The HOC has also been active in conducting its own primary PRO and health outcomes research. The HOC is developing and using measures for a range of cancer types, and across patients with cultural, language and/or educational differences – a key aspect in reducing health disparities in cancer care. The HOC also develops and tests data collection methods that lend themselves to greater flexibility in technological applications (e.g., electronic devices, wearables, automated telephone systems), as well as pen-and-paper and interviewer-administered methodologies. Expanding and testing the use of electronic PROs (ePROs) and devices for data collection, such as wearables and other digital health technologies, offer exciting opportunities in innovative data collection and symptom tracking in real-time. The HOC hosted a Digital Health Symposium during the 2018 Alliance Spring Group Meeting with speakers from Alliance, the SWOG Cancer Research Network, and NRG Oncology to facilitate cross-group collaboration. Alliance HOC and Statistics and Data Center members have piloted ePROs using Medidata Rave’s Patient Cloud app and subsequently collaborated with NCI and other cooperative groups to implement ePROs more broadly using the same system.

Ongoing national and international efforts to develop or identify the most psychometrically sound PRO items and scales or how best to analyze PRO or health outcomes data are providing greater precision in obtaining information necessary for cancer patient care and QOL. Alliance investigators have been at the forefront of these efforts. These innovations in measurement, data collection, and statistical analysis lead to less patient and clinic burden, fewer items needed for outcomes assessments, and easier methods to track patients’ symptoms over time. Examples include HOC members’ contributions to improving the longitudinal presentation of adverse event data through the Toxicity over Time (ToxT) approach and to the Setting International Standards in Analyzing Patient-Reported Outcomes and Quality of Life Endpoints Data (SISAQOL) Consortium.

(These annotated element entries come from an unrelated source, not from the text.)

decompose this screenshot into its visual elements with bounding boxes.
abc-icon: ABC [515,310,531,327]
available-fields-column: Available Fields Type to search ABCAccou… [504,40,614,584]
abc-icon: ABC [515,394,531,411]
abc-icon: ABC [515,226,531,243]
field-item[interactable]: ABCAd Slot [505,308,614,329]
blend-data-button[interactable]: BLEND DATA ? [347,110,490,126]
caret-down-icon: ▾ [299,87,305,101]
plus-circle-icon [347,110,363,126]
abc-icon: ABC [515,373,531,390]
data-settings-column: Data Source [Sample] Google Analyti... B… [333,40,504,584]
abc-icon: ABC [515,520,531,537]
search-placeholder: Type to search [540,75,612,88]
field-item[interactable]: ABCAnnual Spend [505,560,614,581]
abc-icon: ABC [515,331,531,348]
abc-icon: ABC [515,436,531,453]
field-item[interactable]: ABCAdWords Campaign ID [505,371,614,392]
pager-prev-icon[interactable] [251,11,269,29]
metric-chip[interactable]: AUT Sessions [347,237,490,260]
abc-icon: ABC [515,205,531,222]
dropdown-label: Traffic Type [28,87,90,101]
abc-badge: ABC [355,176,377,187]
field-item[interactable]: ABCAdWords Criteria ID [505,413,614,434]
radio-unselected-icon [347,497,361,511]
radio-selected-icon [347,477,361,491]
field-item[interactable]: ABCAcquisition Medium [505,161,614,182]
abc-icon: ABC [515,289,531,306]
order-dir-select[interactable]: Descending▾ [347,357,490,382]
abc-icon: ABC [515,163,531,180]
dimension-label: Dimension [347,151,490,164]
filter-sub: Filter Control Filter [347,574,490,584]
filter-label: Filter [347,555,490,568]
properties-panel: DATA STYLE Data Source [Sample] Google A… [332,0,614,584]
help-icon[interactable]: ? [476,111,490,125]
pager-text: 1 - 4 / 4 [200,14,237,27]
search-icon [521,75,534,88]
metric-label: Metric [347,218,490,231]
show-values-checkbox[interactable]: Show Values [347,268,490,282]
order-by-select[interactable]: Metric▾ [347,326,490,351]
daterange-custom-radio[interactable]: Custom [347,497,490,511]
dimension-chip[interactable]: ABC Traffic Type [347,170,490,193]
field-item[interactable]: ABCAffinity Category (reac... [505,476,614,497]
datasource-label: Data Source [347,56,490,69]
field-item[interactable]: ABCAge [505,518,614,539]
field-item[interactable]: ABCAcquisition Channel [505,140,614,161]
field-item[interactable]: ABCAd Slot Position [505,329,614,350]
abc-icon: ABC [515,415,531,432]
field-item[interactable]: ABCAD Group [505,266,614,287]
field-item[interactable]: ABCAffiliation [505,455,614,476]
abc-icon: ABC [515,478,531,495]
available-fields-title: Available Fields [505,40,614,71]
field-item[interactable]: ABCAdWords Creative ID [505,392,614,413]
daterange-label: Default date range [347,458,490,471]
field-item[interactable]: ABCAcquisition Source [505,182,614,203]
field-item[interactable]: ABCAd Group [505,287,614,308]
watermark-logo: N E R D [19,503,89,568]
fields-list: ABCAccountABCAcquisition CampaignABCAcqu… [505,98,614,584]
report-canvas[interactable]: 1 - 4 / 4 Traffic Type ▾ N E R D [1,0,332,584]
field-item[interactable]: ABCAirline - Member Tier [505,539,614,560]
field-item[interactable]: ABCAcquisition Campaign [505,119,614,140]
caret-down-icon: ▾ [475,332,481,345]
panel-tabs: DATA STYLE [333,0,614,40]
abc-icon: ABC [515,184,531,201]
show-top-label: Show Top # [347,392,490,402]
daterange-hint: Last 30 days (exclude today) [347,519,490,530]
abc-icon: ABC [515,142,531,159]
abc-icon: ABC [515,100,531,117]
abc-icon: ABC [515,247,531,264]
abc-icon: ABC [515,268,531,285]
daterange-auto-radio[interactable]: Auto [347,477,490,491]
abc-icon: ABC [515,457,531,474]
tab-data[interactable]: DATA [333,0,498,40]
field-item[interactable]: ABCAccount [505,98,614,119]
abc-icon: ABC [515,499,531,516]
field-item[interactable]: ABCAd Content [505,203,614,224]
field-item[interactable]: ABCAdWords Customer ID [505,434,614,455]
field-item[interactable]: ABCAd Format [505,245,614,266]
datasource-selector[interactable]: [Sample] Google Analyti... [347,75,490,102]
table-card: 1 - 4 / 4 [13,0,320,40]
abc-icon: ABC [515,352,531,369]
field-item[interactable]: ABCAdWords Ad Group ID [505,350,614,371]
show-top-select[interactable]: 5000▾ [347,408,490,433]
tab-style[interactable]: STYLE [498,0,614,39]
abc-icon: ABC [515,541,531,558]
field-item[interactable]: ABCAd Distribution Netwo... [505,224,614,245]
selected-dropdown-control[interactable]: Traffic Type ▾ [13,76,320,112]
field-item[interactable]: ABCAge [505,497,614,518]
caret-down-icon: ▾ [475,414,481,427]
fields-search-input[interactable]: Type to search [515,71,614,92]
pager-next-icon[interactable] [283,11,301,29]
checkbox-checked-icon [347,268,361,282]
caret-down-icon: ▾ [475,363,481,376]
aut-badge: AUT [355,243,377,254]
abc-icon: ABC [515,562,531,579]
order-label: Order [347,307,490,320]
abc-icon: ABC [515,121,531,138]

HOC researchers have also contributed to the development of the NCI Patient-Reported Outcomes version of the Common Terminology Criteria for Adverse Events (PRO-CTCAE).  Within the N1048 PROSPECT (Alliance) trial (PI Deborah Schrag, Dana-Farber Cancer Institute), all patients reported their side effects using PRO-CTCAE online or by an automated telephone system. To investigate how best to integrate PRO-CTCAE into standard clinical adverse event reporting, sites were randomized to standard adverse event reporting (where AEs were documented and reported per standard practice) or to a shared patient-clinician approach (where patients’ PRO-CTCAE scores were systematically shared with the clinical team at each visit). This study completed accrual in December 2018 and data are maturing.

The HOC looks forward to continuing this collaborative work in these vital areas of research and clinical care.